CAIRN.INFO : Matières à réflexion

1Pour le dictionnaire, le rural s’oppose à l’urbain. Pour l’administration, il s’en distingue par un critère quantitatif : est considérée comme rurale toute commune comptant moins de 2 000 habitants agglomérés.

2Malgré son caractère arbitraire, c’est sans doute cette référence à l’habitant qui explique que la sociologie rurale ait été, dès son apparition, plutôt une sociologie des ruraux, s’intéressant à titre principal au statut et aux pratiques sociales des habitants des « campagnes ». Sans doute, aussi, le succès rencontré par les livres de l’historien Emmanuel Le Roy Ladurie (né en 1929) sur les paysans du Languedoc a-t-il contribué à imposer cette focalisation au début des années 1960, peu avant que les travaux purement sociologiques (Sociétés paysannes, La fin des paysans) de son contemporain Henri Mendras (1927-2003) [1] et des membres de son école invitent à analyser les agriculteurs comme une classe sociale confrontée aux changements de l’ordre économique qui sont intervenus à partir du milieu du XXe siècle.

3La société villageoise décrite par E. Le Roy Ladurie ou Philippe Ariès se caractérisait ainsi par une tendance à une autarcie démographique, économique et sociale ; elle correspondait à la situation de familles exploitant des terres autour d’un village isolé, ignorant le salariat et produisant par leur seul travail la quasi-totalité de ce qui était nécessaire à leur existence.

4De cette ethnologie du milieu paysan s’est dégagée la représentation d’un milieu marqué aussi par une forte endogamie et par une interconnaissance généralisée des sujets, de génération en génération.

5Avec les travaux d’Henri Mendras, l’intérêt s’est déplacé vers les parcours sociaux des paysans, souvent issus de familles nombreuses, lorsque la mécanisation a rendu inutile, voire économiquement impossible, le maintien à la ferme de tous les enfants.

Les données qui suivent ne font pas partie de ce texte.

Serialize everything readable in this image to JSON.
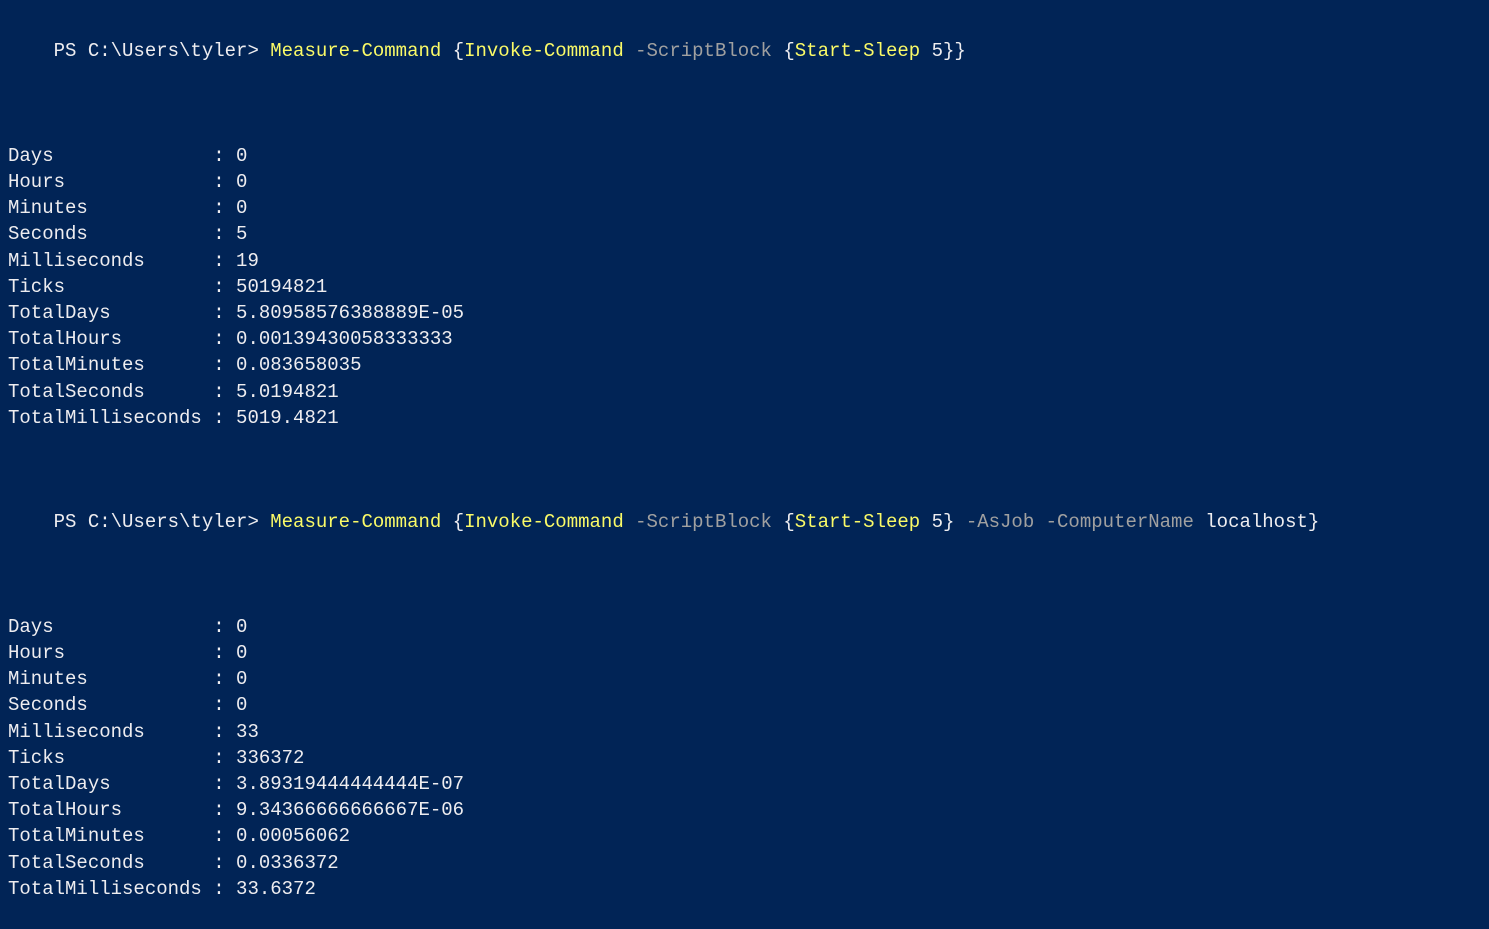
{
  "prompt1": {
    "prefix": "PS C:\\Users\\tyler> ",
    "parts": [
      {
        "text": "Measure-Command ",
        "cls": "cmd-yellow"
      },
      {
        "text": "{",
        "cls": "cmd-white"
      },
      {
        "text": "Invoke-Command ",
        "cls": "cmd-yellow"
      },
      {
        "text": "-ScriptBlock ",
        "cls": "cmd-gray"
      },
      {
        "text": "{",
        "cls": "cmd-white"
      },
      {
        "text": "Start-Sleep ",
        "cls": "cmd-yellow"
      },
      {
        "text": "5",
        "cls": "cmd-white"
      },
      {
        "text": "}}",
        "cls": "cmd-white"
      }
    ]
  },
  "output1": [
    {
      "label": "Days",
      "value": "0"
    },
    {
      "label": "Hours",
      "value": "0"
    },
    {
      "label": "Minutes",
      "value": "0"
    },
    {
      "label": "Seconds",
      "value": "5"
    },
    {
      "label": "Milliseconds",
      "value": "19"
    },
    {
      "label": "Ticks",
      "value": "50194821"
    },
    {
      "label": "TotalDays",
      "value": "5.80958576388889E-05"
    },
    {
      "label": "TotalHours",
      "value": "0.00139430058333333"
    },
    {
      "label": "TotalMinutes",
      "value": "0.083658035"
    },
    {
      "label": "TotalSeconds",
      "value": "5.0194821"
    },
    {
      "label": "TotalMilliseconds",
      "value": "5019.4821"
    }
  ],
  "prompt2": {
    "prefix": "PS C:\\Users\\tyler> ",
    "parts": [
      {
        "text": "Measure-Command ",
        "cls": "cmd-yellow"
      },
      {
        "text": "{",
        "cls": "cmd-white"
      },
      {
        "text": "Invoke-Command ",
        "cls": "cmd-yellow"
      },
      {
        "text": "-ScriptBlock ",
        "cls": "cmd-gray"
      },
      {
        "text": "{",
        "cls": "cmd-white"
      },
      {
        "text": "Start-Sleep ",
        "cls": "cmd-yellow"
      },
      {
        "text": "5",
        "cls": "cmd-white"
      },
      {
        "text": "} ",
        "cls": "cmd-white"
      },
      {
        "text": "-AsJob -ComputerName ",
        "cls": "cmd-gray"
      },
      {
        "text": "localhost",
        "cls": "cmd-white"
      },
      {
        "text": "}",
        "cls": "cmd-white"
      }
    ]
  },
  "output2": [
    {
      "label": "Days",
      "value": "0"
    },
    {
      "label": "Hours",
      "value": "0"
    },
    {
      "label": "Minutes",
      "value": "0"
    },
    {
      "label": "Seconds",
      "value": "0"
    },
    {
      "label": "Milliseconds",
      "value": "33"
    },
    {
      "label": "Ticks",
      "value": "336372"
    },
    {
      "label": "TotalDays",
      "value": "3.89319444444444E-07"
    },
    {
      "label": "TotalHours",
      "value": "9.34366666666667E-06"
    },
    {
      "label": "TotalMinutes",
      "value": "0.00056062"
    },
    {
      "label": "TotalSeconds",
      "value": "0.0336372"
    },
    {
      "label": "TotalMilliseconds",
      "value": "33.6372"
    }
  ],
  "labelWidth": 18
}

La fin des paysans, l’ouvrage qui imposa son auteur en 1967, décrit l’exode rural, les recyclages dans les emplois les moins qualifiés du secteur industriel et la difficile adaptation de nombreux ex-ruraux à la ville avec son cortège de déclassements et de désocialisations. Sur un thème voisin mais dans une perspective très différente, Henri Lefebvre s’est, pour sa part, engagé sur la voie d’une compréhension du passage du « rural à l’urbain », pour reprendre le titre d’un de ses ouvrages.

6L’orientation actuelle de la sociologie rurale est caractérisée par la prégnance des problématiques à caractère économique, dans le cadre d’une recomposition des territoires politiques tant européens (avec la politique agricole commune, la Pac) que planétaires (avec la mondialisation) et par la montée en puissance des problématiques liées aux questions de préservation de la nature. Dans le cadre de la première de ces options, nombre de travaux, parmi lesquels ceux de Marcel Jollivet, se sont orientés vers une analyse d’inspiration « politiste » des stratégies développées par les acteurs, pouvoirs publics et représentants du monde rural, qu’ils soient des syndicaux officiels ou des collectifs spontanés. La seconde de ces voies est dictée par la montée des problèmes environnementaux ; elle aborde une série de nouvelles questions posées par l’écologisation en cours de l’agriculture et s’attache à dégager le sens des pratiques que ces politiques génèrent.

Note

  • [1]
    voir p. 85 Contrepoint sur Henri Mendras par A. Vulbeau.